U.S. screens more staff in China over mystery health issues

U.S. screens more staff in China over mystery health issues

U.S. screens more staff in China over mystery health issues

The United States has evacuated some Americans from its consulate in Guangzhou, China, after a U.S. employee was confirmed to be suffering symptoms consistent with the mysterious illness that led to the removal of more than half of the U.S. Embassy staff in Cuba, the State Department said Wednesday.

A previous statement in May only mentioned the southern Chinese city of Guangzhou as the location for the health alert, though it was sent to USA citizens throughout the country.

"Beijing has already conducted an investigation and dismissed concerns, with Foreign Ministry spokesperson Lu Kang saying last month, "[So] far, we have found no reason or clue for what was reported by the United States".

The Chinese foreign ministry said on Thursday that its investigation into the first case has not yielded any clues as to the cause of the incident.

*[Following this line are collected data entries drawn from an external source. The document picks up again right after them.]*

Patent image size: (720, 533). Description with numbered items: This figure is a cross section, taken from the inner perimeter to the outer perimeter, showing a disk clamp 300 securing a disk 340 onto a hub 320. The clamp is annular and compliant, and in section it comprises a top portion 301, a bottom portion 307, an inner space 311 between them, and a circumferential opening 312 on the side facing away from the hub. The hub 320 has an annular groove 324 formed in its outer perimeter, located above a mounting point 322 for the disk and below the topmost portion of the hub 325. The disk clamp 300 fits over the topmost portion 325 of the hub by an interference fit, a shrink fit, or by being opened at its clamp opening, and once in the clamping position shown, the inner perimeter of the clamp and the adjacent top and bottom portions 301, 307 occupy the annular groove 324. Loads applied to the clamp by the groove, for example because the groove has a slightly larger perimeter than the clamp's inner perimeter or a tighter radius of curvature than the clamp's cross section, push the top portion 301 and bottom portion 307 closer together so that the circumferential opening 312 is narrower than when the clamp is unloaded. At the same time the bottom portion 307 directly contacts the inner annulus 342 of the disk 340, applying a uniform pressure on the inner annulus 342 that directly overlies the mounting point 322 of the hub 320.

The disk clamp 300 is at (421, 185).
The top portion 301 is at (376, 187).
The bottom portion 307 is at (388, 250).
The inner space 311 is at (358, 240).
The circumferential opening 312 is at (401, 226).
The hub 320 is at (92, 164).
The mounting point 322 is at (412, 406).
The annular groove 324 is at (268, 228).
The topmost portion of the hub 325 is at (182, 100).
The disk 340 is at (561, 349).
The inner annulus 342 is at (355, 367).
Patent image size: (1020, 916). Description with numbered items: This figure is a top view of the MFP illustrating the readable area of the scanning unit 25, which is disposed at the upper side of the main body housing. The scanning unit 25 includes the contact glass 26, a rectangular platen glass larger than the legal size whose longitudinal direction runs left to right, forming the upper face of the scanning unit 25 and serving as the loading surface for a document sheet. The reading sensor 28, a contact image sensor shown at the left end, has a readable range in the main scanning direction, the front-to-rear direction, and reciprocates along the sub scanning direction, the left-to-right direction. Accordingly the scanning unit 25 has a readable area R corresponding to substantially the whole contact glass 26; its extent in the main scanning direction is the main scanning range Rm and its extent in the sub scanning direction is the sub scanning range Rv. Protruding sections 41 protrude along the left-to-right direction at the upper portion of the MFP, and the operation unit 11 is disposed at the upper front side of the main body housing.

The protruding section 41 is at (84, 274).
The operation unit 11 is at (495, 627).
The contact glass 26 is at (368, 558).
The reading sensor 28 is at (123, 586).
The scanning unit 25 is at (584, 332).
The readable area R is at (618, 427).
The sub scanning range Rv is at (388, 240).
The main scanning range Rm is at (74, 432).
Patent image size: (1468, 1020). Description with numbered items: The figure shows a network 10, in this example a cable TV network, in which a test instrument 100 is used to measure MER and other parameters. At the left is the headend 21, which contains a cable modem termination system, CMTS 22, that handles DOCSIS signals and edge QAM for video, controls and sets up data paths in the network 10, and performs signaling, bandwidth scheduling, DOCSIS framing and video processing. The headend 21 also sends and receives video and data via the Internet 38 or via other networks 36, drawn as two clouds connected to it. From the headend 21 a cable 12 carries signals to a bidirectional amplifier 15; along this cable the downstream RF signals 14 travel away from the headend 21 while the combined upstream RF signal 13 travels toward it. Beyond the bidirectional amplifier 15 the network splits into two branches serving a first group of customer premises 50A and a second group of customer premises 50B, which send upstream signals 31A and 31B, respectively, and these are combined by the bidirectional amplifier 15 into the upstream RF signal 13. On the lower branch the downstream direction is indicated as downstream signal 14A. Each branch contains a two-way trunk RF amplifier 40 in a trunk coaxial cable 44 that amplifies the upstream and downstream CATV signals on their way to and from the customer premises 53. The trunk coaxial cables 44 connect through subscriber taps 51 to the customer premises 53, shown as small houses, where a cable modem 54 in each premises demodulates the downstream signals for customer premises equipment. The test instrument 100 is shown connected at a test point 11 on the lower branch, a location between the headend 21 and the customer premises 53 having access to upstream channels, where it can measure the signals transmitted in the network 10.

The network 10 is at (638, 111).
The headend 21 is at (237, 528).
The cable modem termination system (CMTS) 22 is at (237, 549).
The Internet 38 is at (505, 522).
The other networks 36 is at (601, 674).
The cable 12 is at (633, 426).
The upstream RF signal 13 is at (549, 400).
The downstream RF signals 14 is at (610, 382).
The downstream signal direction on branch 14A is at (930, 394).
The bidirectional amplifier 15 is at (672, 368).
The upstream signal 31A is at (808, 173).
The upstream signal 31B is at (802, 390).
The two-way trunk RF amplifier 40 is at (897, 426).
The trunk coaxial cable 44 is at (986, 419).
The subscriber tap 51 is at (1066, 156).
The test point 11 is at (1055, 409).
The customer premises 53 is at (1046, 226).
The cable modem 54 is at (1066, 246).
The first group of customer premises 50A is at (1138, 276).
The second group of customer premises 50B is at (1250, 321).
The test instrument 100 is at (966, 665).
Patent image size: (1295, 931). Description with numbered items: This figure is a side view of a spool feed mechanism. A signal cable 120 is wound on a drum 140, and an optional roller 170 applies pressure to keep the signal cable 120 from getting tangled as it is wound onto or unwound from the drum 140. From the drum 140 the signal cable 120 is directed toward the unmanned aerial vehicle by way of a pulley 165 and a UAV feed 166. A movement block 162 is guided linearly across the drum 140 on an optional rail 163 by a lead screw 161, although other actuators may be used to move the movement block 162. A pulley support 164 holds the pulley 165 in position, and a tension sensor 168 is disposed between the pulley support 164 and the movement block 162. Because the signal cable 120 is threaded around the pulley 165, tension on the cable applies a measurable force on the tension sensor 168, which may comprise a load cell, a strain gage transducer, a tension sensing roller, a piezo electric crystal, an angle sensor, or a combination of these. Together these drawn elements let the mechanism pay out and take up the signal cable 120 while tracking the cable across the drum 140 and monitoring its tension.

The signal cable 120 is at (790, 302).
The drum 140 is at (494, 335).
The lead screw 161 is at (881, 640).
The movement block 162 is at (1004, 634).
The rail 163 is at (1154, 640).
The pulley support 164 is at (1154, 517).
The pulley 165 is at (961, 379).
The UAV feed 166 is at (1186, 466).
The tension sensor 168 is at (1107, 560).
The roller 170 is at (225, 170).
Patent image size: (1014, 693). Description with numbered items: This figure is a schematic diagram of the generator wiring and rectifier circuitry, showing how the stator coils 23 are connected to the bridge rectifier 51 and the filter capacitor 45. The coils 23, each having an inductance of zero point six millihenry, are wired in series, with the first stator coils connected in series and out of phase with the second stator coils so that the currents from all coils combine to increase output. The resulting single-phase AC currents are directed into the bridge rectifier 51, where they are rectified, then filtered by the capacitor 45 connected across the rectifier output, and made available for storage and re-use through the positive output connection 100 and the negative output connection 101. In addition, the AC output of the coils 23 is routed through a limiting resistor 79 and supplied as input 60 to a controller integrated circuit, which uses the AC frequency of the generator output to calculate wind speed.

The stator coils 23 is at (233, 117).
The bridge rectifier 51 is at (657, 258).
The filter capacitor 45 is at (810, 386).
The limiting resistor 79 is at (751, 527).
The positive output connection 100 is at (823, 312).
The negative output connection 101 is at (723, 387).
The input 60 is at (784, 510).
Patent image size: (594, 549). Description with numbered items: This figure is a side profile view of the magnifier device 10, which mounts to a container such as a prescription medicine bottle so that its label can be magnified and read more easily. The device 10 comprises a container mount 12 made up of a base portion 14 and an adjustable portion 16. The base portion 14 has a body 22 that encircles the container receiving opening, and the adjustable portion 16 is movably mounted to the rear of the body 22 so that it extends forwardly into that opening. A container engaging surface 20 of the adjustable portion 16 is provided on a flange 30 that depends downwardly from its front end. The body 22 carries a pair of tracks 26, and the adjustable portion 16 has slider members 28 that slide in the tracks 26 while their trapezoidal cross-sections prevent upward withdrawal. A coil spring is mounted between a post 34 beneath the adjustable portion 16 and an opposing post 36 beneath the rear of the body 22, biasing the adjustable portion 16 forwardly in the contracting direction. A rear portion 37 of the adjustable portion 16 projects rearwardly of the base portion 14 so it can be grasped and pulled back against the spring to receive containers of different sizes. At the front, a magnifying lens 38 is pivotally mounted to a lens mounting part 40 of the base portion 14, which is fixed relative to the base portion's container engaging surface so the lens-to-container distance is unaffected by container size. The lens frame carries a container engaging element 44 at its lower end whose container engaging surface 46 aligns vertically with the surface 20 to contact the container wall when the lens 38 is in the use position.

She said they are being offered to "any personnel who have noted concerning symptoms or wanted baseline screening". In all, 24 of them were stricken with headaches, nausea, hearing loss, cognitive issues and other symptoms after saying they heard odd sounds.

Other veteran foreign policy experts have said Cuba is a playground for so many rogue actors from across the globe, including Russia, China, Iran, and Venezuela, that any one of those countries or agents working on their behalf could be responsible.

Cuba has denied targeting embassy staff, and the United States has not blamed the country's government for the suspected attacks.

Symptoms, sounds and sensations reportedly varied dramatically from person to person.

So far this week, another employee, his wife and their two children were evacuated after the parents exhibited neurological symptoms. Following the incident, the US State Department issued a health alert.

On Wednesday, the State Department said it was evacuating several more Americans from Guangzhou for further health screenings.

The U.S. first pulled out all nonessential staff in Cuba in September, followed shortly after by the expulsion of 15 Cuban diplomats from their U.S. post.

Last month, Secretary of State Mike Pompeo told Congress the case in Guangzhou was medically very similar to the ones seen in Cuba previous year, when a large part of the embassy staff was withdrawn after complaining of symptoms that included hearing loss, dizziness, tinnitus, visual difficulties, headaches and fatigue.

It serves four southern provinces with a combined population of more than 204 million and processes more than 1 million visa applications of all types annually.

It's also the only USA diplomatic installation in China authorized to process immigrant visas and handle adoptions.

Aled Williams, a British teacher at a kindergarten said Thursday that the reports sounded "sci-fi-ish".

Linda Chen, who runs a coffee shop in the area, said she was mystified as to why only certain people seemed to have been affected in an area known for its comfort and safety.